A Girl in Black and White (Alyria 2)
Page 70
I didn’t run. At least in the literal sense. I wouldn’t stay near that if someone offered me the Crown. I fast-traveled as soon as the door clicked shut behind me, the cold, stone walls of the palace dungeon appearing in front of my eyes.
Trepidation ran through me with a cold shudder, my heartbeats all colliding. What have I done? Had I pushed him over the edge only to keep my pride intact? The guilt tasted acidic in my mouth.
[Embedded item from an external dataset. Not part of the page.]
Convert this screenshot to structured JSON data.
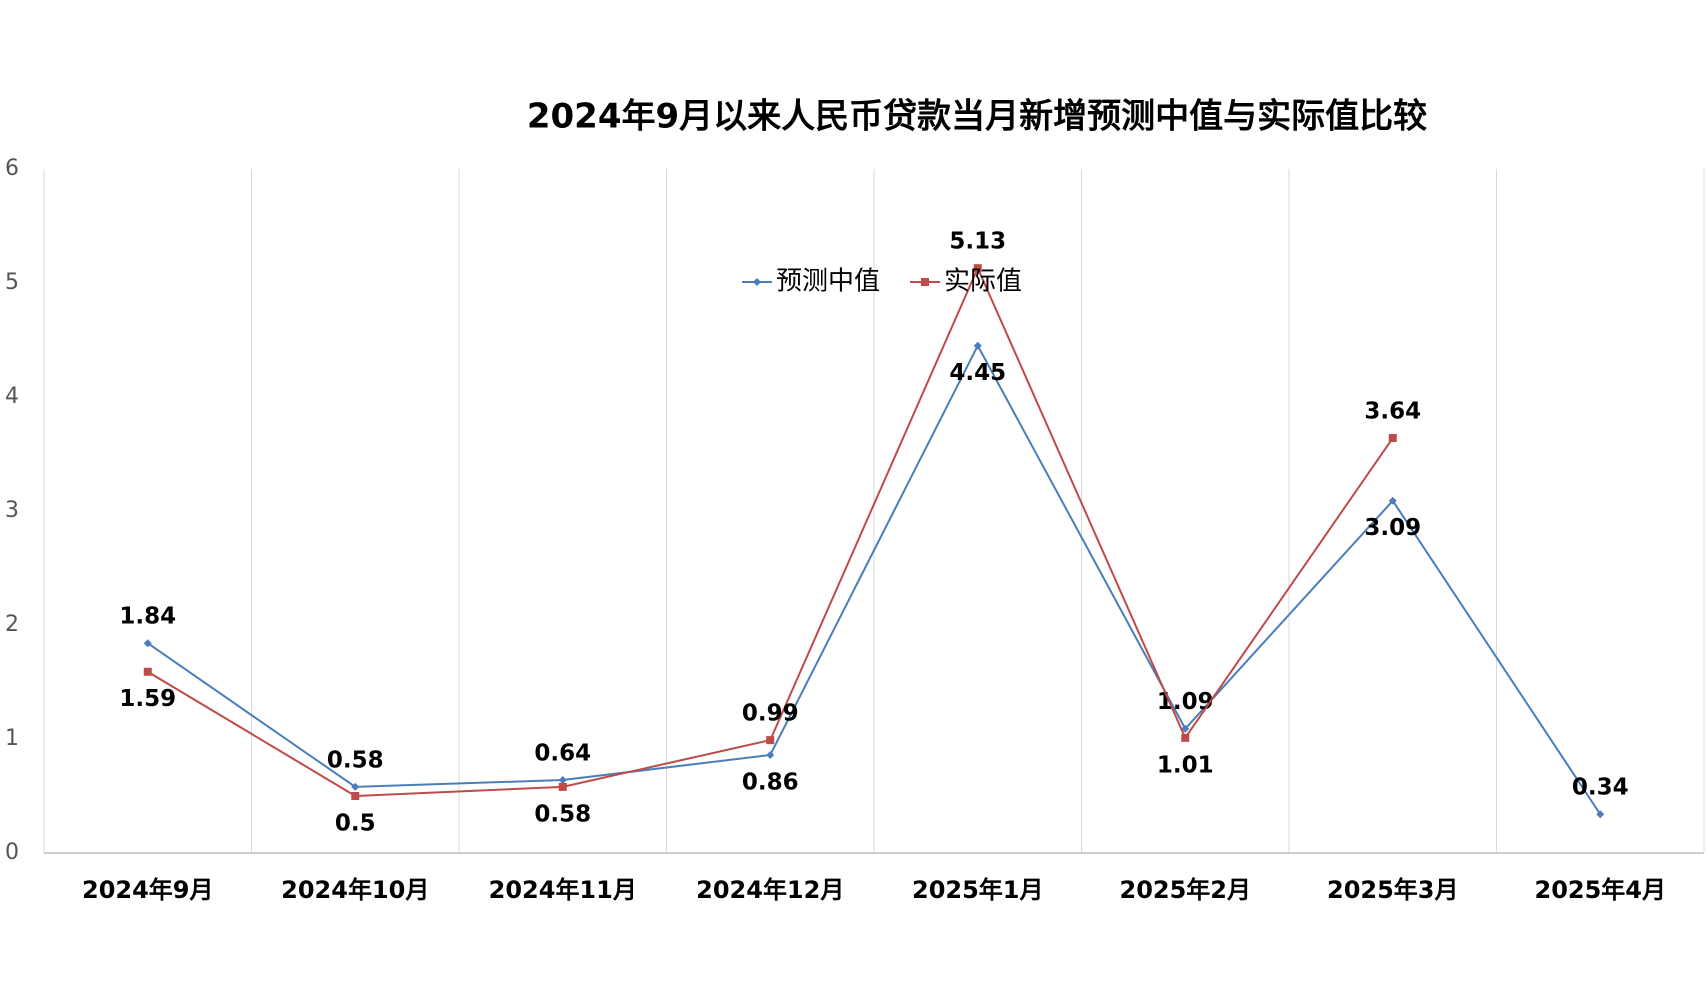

Shadowed cells surrounded me, some criminal or another depreciating in different stages of death and madness, depending upon how long they’d been here. With the overpowering smell of urine and the idea that Weston could appear behind my back at any moment, I strode to the front of the room where a guard sat sharpening his long blade to pass the time.
“Ei,” he barked, sitting up from his slouching position and resting his limestone on his sword, “how’d you get in here?”
I didn’t stop my strides, not giving him even a glance. “I’m a witch, pretty sure I hate all men, and have the urge to curse them all. Don’t make that idea a reality.”
He didn’t get up from his seat.
I stood in front of a wooden door just down a darkened hall of the main cells, and with my hands still shaking from the moment upstairs, I pushed it open. It creaked like it had never been ajar before.
Shutting the door behind me, I leaned against it for a moment, my gaze running over the man sitting at the table, before sliding down it until my butt hit the floor. I let out a tortured breath. “I think I made a mistake.”
“I’d say. A quick death would put you out of your misery,” he returned, indifferently.
“I didn’t make that bad of a mistake,” I countered.
It wasn’t even like he knew what happened, not sitting down here in his jail cell. But death seemed to be his favorite advice of choice, half of the time not even glancing up from his work to suggest I commit a quick suicide. My grandmother would cross herself at just the mention of the word and, being a product of her grooming, I found it hard to resist myself.
I banged my head against the wooden door gently, wishing I could go back and tell my pride to shove it and just admit to Weston the truth about never being with Maxim. But why did I have to? It wasn’t my fault the Titan had issues.
Red candles dripped down the sides of the wooden table and onto the stone floor. Piles of books were scattered across the room; pages were torn out, strewn around in disarray.
“What time is it?” he asked, tinkering with springs and metal pieces sitting on the tabletop in front of him.
I blinked my tumultuous thoughts away. “I don’t know. Eleven, maybe.”
“Can’t hear the bells,” he mumbled. “Can’t hear them.”
I was assuming he was speaking of the chapel bells, and yea, I guessed it would be difficult to hear them down here. I’d just gotten used to sleeping through them ringing throughout the night.
“You better not have your trouble follow you down here. I think they have the palace children cook my food when I misbehave.”
I grimaced at that idea. “This is the only place I thought to go where he wouldn’t find me. The magic wards,” I said as if he’d forgotten. Though, I doubted he ever did—he was locked down here for good.
“It’s not so bad. It’s been a while since I’ve had a frightened woman in here since what happened with the last one.”
I paused, deciding I didn’t want to venture a question in that direction. Looking up, I saw his dark, inquisitive gaze on me. His hair was so black that sometimes it gleamed blue in the light; it was longer than it was supposed to be, probably because I didn’t think anyone w
anted to bring shears in here to try and cut it. His face was sharp but somehow still soft, and I always imagined he would be an artist’s dream model. They could paint away the dark circles under his eyes, and a portrait could always hide a lack of sanity.
His gaze could be wizened as if looking into a scholar’s eyes; it could be licentious, as if he were only a young man whose priority was women; or sometimes it could just dance with madness. I was looking at the latter.
My curiosity grew about this mad prince. I knew that he wasn’t an ordinary human at all, or there wouldn’t have been magical wards on the room. But I never could figure out how. For all I knew the King and Queen were magic-less humans, but this was a strange land, and I wouldn’t think I had it figured out. “How old are you?” I asked.
His lips turned up in the corners as he worked delicately with the pieces on the table. “What is the unit of measurement?”
“Uh . . .” I paused, then supplied, “Years?”
“Years.” He laughed softly to himself as if I’d just told him a jest.
Well then . . .
It wasn’t often that I tried to ask him personal questions because I would get answers like this. Sometimes he made me truly think, but other times he merely made my head hurt.
It had been five months ago that I’d gotten the true initiation to the Sisterhood. It was then I’d learned Farah was stingy with her things—well, psychotic about her belongings. I borrowed one of her books. I was going to give it back, I swear—I just forgot to. Well, somehow when the magistrate got a tip on where the Princess’s stolen necklace was, he’d come to search the Royal Affair only to find it sitting neatly on my desk.